At my performance, Dana Watkins, Cydnee Welburn, Ian White, and Vi Flaten were the four actors perched on stools to deliver the monologues. The play, which features only stories from real people that have been submitted to the My First Time website, was adapted by Ken Davenport, and his formula of long monologues, quick quips, and even mere single words flows at a great pace. The play is peppered with episodes of longer monologues, but never becomes monotonous with five-minute story after five-minute story, because the four actors are racing through comments and observations on their many characters’ first sexual experiences. At times, the play can be a whirlwind. While always delightful, I found difficulty focusing on all the great stories, because they were being trampled by the stampede of subsequent anecdotes.

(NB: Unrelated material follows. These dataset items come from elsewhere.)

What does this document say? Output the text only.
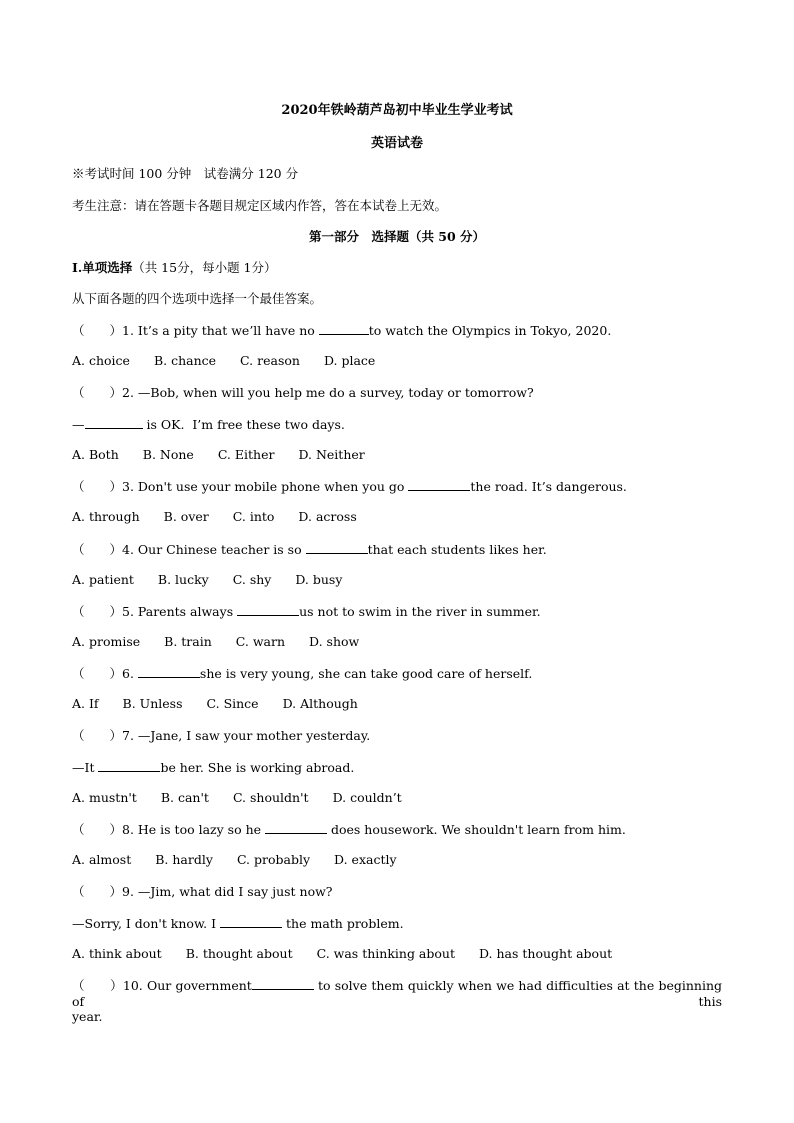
2020年铁岭葫芦岛初中毕业生学业考试
英语试卷
※考试时间 100 分钟　试卷满分 120 分
考生注意：请在答题卡各题目规定区域内作答，答在本试卷上无效。
第一部分　选择题（共 50 分）
I.单项选择（共 15分，每小题 1分）
从下面各题的四个选项中选择一个最佳答案。
（　　）1. It’s a pity that we’ll have no	to watch the Olympics in Tokyo, 2020.
A. choice B. chance C. reason D. place
（　　）2. —Bob, when will you help me do a survey, today or tomorrow?
—	is OK.  I’m free these two days.
A. Both B. None C. Either D. Neither
（　　）3. Don't use your mobile phone when you go	the road. It’s dangerous.
A. through B. over C. into D. across
（　　）4. Our Chinese teacher is so	that each students likes her.
A. patient B. lucky C. shy D. busy
（　　）5. Parents always	us not to swim in the river in summer.
A. promise B. train C. warn D. show
（　　）6.	she is very young, she can take good care of herself.
A. If B. Unless C. Since D. Although
（　　）7. —Jane, I saw your mother yesterday.
—It	be her. She is working abroad.
A. mustn't B. can't C. shouldn't D. couldn’t
（　　）8. He is too lazy so he	does housework. We shouldn't learn from him.
A. almost B. hardly C. probably D. exactly
（　　）9. —Jim, what did I say just now?
—Sorry, I don't know. I	the math problem.
A. think about B. thought about C. was thinking about D. has thought about
（　　）10. Our government	to solve them quickly when we had difficulties at the beginning of this
year.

This is a play about sex, and yes it’s funny; but it shouldn’t be mistaken as crass or immature. A pleasant aspect of this show is how touching a lot of the stories are. Some are heartwarming (a wheelchair-bound high schooler who teaches a young girl he’s no different than any other guy), some are tragic (a boy dreams of his first time with his crush, which never comes to fruition, because she is raped), and some highlight the cruel misunderstandings of sex (a girl receives misguided advice on contraception from a friend). The four actors handle themselves well with the rapid-fire stories, and while the two guys (Watkins and White) do a fine job, it’s the ladies (Welburn and Flaten) who really charm and show a little more spunk.

My First Time closes tomorrow, and if you can make it, it is money well spent. I was invited to see the show and did not rush it, but there is a student rush policy. Tickets are $25, one ticket per ID, and on sale when the box office opens.